John thrust out a hand and grasped what he supposed to be Willis's hair.

"Where is your old head, anyway!" he exclaimed. "Is that it? Your mouth isn't with it, is it?" Willis did not reply; he was falling asleep again.

"Say, Willis, has your mouth got strayed away from your head?" said John.

"Is that your head?" he exclaimed a moment after, speaking to me.

"Keep still, can't you?" I growled. "You've been in the middle all night! I want to go to sleep now."

"Well, by gummy, it isn't his head either!" cried John. "Whose head is that over there?"

"You lie down, John," said Willis.

"But there's somebody else here!" cried John, with a queer note in his voice; and with that, he scrambled back over us both. The space was all too narrow for such a maneuvre, and his knees felt hard.

"Now look here," said Willis. "You quit that!"

But John was climbing through the hole to the barn floor above.

"You must get out of there!" he cried. "There is something down there."

By this time Willis was fully waked up. He reached over with his hand, on the side where John had been, and then he, too, gave a spring and climbed out on the floor! That alarmed me in turn, and I followed them, bumping my head in my haste. "What is it?" I exclaimed.

"I don't know," said Willis, his voice shaking from excitement.
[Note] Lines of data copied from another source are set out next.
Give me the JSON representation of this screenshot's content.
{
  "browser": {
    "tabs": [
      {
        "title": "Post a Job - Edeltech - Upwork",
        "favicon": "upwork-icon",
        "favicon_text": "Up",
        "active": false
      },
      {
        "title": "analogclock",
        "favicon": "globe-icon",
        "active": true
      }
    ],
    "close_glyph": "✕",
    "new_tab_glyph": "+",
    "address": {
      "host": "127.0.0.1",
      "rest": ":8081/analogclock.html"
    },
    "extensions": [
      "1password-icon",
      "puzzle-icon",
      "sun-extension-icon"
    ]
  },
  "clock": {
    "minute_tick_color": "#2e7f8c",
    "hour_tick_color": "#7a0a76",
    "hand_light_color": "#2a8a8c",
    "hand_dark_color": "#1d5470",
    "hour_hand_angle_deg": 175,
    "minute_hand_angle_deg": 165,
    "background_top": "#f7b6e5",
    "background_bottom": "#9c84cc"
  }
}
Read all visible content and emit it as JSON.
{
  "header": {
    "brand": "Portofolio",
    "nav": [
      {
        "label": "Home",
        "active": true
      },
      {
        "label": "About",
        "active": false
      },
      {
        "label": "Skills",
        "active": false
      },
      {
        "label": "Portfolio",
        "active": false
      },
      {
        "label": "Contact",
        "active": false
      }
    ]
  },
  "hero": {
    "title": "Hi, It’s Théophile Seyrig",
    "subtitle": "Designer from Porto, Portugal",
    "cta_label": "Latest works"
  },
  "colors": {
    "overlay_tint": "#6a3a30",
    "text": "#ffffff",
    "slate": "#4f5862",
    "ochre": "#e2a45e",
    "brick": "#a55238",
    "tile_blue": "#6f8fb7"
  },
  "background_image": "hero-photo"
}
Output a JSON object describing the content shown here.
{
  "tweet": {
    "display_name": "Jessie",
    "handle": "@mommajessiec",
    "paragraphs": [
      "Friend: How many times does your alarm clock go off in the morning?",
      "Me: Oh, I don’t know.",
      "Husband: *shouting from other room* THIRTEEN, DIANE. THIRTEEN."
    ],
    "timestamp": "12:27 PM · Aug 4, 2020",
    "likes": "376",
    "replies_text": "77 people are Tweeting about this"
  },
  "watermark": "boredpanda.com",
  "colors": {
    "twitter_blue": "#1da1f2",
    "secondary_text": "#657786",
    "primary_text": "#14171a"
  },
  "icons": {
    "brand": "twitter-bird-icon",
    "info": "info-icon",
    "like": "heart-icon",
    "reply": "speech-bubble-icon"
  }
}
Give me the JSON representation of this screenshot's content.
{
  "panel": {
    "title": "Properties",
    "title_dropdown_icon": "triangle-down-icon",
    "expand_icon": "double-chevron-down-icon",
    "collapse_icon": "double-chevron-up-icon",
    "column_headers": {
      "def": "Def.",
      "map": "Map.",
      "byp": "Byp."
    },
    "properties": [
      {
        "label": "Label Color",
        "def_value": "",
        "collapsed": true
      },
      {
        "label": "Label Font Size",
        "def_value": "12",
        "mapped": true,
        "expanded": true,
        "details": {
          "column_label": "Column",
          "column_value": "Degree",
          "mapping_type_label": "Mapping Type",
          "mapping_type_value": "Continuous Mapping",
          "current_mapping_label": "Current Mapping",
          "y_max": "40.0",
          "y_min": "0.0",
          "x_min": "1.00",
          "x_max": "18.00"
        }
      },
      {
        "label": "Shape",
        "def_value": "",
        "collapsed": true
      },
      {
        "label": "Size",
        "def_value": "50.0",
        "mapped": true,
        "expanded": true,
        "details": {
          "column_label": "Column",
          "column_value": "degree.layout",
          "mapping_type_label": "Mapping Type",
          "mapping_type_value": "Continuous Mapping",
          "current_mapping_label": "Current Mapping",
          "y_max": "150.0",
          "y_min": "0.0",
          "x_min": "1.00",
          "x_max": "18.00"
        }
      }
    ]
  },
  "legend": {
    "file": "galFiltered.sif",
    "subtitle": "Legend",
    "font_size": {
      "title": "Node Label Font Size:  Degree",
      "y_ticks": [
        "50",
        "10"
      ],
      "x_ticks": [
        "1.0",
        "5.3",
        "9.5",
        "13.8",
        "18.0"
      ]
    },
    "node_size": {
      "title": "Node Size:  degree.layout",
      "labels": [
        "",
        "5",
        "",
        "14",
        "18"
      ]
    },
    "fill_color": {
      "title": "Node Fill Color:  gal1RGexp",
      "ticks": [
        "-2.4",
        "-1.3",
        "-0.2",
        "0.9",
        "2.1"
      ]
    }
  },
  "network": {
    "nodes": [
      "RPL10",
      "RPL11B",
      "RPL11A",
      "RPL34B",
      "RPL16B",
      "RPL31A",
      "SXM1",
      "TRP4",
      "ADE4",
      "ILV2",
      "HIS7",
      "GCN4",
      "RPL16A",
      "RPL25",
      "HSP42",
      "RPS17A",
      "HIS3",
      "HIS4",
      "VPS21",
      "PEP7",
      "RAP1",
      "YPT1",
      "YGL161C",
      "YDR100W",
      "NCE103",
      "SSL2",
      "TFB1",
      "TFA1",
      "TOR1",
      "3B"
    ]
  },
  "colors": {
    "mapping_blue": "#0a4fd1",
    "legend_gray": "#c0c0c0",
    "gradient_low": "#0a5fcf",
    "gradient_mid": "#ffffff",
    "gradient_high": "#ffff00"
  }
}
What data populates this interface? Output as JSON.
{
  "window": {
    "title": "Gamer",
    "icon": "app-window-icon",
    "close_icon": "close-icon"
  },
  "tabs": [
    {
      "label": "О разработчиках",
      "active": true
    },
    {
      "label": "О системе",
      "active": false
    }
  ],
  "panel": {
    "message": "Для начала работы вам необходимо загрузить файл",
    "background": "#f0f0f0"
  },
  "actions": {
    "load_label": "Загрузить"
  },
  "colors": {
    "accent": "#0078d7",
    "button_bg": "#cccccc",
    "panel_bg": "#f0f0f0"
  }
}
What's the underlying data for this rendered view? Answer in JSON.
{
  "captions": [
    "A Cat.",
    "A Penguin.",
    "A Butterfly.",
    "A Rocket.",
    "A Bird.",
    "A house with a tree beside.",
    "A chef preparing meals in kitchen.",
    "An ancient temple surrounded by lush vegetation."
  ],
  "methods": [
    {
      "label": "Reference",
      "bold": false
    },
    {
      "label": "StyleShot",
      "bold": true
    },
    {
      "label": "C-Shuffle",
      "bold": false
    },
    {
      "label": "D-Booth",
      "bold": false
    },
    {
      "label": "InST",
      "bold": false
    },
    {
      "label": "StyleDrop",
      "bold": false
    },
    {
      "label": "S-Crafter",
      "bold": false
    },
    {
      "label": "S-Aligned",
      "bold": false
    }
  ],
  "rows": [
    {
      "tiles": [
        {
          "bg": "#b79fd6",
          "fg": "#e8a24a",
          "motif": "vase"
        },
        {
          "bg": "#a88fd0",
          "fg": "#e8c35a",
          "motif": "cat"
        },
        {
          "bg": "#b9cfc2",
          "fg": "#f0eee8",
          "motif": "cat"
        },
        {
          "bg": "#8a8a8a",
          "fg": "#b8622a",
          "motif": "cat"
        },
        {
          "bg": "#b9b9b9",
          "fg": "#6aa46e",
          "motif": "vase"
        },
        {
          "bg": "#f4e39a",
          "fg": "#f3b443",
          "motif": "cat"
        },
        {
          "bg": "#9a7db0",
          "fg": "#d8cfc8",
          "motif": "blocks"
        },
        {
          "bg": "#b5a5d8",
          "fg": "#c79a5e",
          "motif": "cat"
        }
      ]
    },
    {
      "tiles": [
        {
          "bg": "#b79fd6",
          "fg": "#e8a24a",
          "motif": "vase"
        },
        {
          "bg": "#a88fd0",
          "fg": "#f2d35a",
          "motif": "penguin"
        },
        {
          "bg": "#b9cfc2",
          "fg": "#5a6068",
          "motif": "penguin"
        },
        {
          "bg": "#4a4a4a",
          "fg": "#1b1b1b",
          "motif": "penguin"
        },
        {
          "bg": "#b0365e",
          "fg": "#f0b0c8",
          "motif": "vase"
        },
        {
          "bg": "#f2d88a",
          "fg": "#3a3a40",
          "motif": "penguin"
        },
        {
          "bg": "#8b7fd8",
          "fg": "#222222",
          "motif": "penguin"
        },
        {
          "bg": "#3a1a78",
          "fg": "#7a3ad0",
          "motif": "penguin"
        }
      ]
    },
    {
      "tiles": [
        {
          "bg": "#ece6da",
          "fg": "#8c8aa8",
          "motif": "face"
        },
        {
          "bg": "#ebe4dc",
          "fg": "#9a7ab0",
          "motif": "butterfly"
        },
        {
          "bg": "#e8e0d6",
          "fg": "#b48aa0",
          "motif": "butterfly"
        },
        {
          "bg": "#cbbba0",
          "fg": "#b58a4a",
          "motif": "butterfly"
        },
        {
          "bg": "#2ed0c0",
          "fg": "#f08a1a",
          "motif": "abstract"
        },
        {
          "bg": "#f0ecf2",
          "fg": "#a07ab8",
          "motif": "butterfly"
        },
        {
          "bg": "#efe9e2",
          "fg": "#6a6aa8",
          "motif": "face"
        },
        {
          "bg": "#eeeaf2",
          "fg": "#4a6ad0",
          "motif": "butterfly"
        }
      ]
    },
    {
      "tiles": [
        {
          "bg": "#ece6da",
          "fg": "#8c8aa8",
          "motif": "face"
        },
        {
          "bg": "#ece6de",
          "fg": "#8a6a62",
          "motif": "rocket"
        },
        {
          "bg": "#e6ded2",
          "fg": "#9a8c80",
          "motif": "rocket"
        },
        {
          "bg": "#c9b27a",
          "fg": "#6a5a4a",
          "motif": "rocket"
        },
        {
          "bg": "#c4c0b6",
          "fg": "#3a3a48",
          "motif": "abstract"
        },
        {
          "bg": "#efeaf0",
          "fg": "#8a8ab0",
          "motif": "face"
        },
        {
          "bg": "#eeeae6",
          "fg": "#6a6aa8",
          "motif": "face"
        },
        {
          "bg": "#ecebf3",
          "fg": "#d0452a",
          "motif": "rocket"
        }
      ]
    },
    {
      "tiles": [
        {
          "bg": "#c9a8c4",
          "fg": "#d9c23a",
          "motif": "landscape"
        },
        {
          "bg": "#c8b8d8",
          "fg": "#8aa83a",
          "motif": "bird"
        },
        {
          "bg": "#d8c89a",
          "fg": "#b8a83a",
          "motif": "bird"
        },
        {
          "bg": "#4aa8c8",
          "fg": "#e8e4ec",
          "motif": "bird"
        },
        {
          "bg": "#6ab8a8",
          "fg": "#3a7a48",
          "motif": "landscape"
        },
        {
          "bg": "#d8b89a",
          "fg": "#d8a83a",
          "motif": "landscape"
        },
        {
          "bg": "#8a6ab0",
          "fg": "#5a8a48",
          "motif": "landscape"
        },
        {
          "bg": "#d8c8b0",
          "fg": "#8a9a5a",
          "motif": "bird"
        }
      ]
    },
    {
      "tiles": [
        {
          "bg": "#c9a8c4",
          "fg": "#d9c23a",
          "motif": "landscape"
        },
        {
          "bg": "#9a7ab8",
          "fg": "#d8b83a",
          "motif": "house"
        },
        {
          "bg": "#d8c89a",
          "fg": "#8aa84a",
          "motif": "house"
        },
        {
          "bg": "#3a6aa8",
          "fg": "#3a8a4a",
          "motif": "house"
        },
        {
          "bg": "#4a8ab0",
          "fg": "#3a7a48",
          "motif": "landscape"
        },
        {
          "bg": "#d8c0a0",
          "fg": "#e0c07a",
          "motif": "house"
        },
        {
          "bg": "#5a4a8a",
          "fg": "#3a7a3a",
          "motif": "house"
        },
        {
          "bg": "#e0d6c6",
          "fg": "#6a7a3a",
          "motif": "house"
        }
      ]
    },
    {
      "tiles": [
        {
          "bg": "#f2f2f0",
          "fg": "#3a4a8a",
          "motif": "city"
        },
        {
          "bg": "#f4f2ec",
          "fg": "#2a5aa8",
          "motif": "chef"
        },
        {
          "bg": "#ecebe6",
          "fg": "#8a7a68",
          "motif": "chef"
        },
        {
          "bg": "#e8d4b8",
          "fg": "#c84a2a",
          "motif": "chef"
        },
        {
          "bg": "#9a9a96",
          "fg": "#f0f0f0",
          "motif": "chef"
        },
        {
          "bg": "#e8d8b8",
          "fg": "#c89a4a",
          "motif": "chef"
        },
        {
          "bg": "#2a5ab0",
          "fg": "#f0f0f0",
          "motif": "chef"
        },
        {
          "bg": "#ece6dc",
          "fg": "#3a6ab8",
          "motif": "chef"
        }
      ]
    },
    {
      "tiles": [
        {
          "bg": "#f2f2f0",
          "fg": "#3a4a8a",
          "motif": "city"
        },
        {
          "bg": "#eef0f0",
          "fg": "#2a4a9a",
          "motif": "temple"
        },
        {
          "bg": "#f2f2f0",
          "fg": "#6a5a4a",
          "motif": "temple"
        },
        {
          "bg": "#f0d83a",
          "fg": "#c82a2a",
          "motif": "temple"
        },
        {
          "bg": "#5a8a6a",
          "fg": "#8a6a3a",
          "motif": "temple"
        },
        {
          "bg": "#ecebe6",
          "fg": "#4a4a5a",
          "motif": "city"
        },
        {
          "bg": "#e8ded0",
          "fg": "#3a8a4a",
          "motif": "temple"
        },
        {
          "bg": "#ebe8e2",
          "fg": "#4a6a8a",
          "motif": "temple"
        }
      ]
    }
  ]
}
"He's got an awful thick head of hair," said John; "but he felt warm! Seemed to be all hair!"

"I'll bet it's a bear!" cried Willis. "Denned up, under the floor!"

With that John and I made for the door; but Willis said he did not believe it would come out, if it was asleep for the winter.

For some time we stood near the door, prepared for flight. It was growing light, and with the daylight our courage revived. First Willis, then John and I, went back to the hole in the floor and peeped down; but it was too dark to distinguish any object.

Growing bolder, Willis ventured slowly to lift another floor plank over where our hairy bed-fellow lay; and even now I seem to see John's dilated eyes, as we looked down on a great round mat of shaggy black hair!

We had now no doubt that it was, indeed, a bear. Willis lowered the plank gently into its place; and going outside, we discovered that there was a hole at the far end of the barn where the old stone work under the sill had fallen out.